Agora, como membro afiliado da maior entidade de Ciências do Brasil, o pesquisador espera que alunos e iniciantes de sua região possam ver nele um exemplo de conquistar seus ideais na área. “Não me vejo como referência, mas creio que para alguns estudantes da Universidade do Cariri e também da UFC eu venha a ser agora uma certa figura inspiradora, pois saí de um curso de Licenciatura em Matemática, fiz uma Pós-Graduação em uma Universidade do Nordeste e atualmente estou em um grande centro de pesquisa em Matemática do Brasil. Tal trajetória servirá de exemplo para jovens matemáticos em suas vidas profissionais”, analisa.

E a região Nordeste também está entre seus objetivos principais no mandato junto à ABC. As bandeiras de João contemplarão a chegada da Matemática a grupos minoritários do país. 

“Quero buscar mais investimento para a ciência de base, fomentando e manutenção dos estudantes em início de carreira, i.e., IC, mestrado e doutorado, transparência nos comitês que gerenciam os recursos, estabelecer parcerias com universidades em estados que historicamente estiveram no ostracismo do universo  da pesquisa (muitos estados do Norte e Nordeste) para o crescimento e manutenção e estabilidade de tais Pós-Graduações e lutar por mais inserção de pessoas historicamente invisibilizadas nos espaços acadêmicos e de poder (como por exemplo mulheres, negros, pardos, indígenas e pessoas trans)”, cita o matemático. 

E para quem ainda crê que Matemática não reserva campo no Brasil, aqui vai um conselho de quem ultrapassou as barreiras naturais para concretizar seu sonho através da Academia. 
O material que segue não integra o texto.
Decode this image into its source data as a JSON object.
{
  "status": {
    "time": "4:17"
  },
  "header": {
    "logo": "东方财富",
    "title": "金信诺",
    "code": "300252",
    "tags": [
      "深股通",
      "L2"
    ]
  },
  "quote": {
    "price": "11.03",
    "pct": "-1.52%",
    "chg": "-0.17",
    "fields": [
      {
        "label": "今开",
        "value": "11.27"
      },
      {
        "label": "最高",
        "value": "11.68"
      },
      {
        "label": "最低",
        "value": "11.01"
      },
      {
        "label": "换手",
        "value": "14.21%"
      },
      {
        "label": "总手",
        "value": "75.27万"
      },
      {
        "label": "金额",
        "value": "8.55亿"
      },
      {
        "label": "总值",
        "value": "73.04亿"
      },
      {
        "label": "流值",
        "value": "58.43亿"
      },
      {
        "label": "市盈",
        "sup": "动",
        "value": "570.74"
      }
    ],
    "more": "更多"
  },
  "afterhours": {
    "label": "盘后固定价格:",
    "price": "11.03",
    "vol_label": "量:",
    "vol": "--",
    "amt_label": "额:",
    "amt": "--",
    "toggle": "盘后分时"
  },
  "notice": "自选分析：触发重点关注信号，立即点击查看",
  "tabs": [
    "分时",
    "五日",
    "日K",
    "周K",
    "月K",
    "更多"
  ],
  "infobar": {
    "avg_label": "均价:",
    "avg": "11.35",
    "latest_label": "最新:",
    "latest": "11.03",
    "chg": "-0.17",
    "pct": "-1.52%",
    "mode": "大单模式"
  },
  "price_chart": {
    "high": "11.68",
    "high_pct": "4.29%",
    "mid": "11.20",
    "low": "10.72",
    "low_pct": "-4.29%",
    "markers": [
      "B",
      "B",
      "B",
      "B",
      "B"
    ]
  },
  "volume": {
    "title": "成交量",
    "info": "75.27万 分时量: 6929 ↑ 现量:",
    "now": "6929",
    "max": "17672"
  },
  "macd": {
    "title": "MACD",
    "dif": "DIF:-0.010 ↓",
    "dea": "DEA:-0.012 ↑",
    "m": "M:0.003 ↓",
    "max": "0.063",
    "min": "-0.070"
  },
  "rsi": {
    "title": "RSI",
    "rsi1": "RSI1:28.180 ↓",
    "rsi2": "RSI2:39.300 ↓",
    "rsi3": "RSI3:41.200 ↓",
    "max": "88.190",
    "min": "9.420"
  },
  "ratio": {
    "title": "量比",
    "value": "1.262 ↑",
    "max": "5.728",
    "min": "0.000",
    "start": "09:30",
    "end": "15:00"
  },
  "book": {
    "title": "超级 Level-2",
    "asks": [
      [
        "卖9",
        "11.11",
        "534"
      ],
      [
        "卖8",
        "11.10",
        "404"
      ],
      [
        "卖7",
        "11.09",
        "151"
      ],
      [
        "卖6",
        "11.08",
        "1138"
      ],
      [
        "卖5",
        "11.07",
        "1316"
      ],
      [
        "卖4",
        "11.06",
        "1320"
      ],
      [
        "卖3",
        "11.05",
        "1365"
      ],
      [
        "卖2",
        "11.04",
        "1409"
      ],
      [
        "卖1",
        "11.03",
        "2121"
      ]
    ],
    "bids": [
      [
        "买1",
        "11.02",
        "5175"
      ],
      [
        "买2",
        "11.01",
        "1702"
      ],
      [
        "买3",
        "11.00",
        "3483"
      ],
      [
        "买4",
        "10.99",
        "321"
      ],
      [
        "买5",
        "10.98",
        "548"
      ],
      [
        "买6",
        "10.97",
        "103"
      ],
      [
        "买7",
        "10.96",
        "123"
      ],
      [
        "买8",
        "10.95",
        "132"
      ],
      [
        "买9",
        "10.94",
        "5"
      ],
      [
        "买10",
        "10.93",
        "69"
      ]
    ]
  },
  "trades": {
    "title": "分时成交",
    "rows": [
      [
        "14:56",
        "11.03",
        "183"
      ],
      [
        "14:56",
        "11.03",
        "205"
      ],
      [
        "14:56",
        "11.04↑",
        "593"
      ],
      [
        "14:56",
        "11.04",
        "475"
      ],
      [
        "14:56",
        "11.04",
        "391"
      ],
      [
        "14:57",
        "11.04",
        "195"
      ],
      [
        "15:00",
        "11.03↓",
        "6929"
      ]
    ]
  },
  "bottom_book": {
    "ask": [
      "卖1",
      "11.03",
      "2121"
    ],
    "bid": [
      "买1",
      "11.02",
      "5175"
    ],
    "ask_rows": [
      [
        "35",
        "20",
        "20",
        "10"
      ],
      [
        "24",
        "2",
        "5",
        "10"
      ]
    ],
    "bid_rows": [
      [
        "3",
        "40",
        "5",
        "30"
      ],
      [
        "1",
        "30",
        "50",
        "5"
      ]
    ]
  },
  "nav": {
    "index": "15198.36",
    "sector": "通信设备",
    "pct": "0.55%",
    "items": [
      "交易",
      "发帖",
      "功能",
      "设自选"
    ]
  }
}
“Lembrem-se que a excelência leva tempo para ser construída e reconhecida. J.K. Rowling, Conceição Evaristo, Samuel L. Jackson, Walt Disney, Oprah Winfrey, Andrea Bocelli, Susan Boyle e Van Gogh são claros exemplos de tal fenômeno. Outro ponto fundamental é que nos cerquemos de pessoas com os mesmos propósitos que almejamos, o ambiente em que frequentamos fará muita diferença em nossa forma de ver o mundo. Ao seguir qualquer carreira, vise-a por satisfação profissional e identificação. Às vezes buscamos uma gratificação financeira a médio prazo e isso poderá gerar muitas frustrações e estresse. É essencial trabalhar naquilo que somos apaixonados. Salários estratosféricos às vezes não pagam sua saúde física e mental”, finaliza João.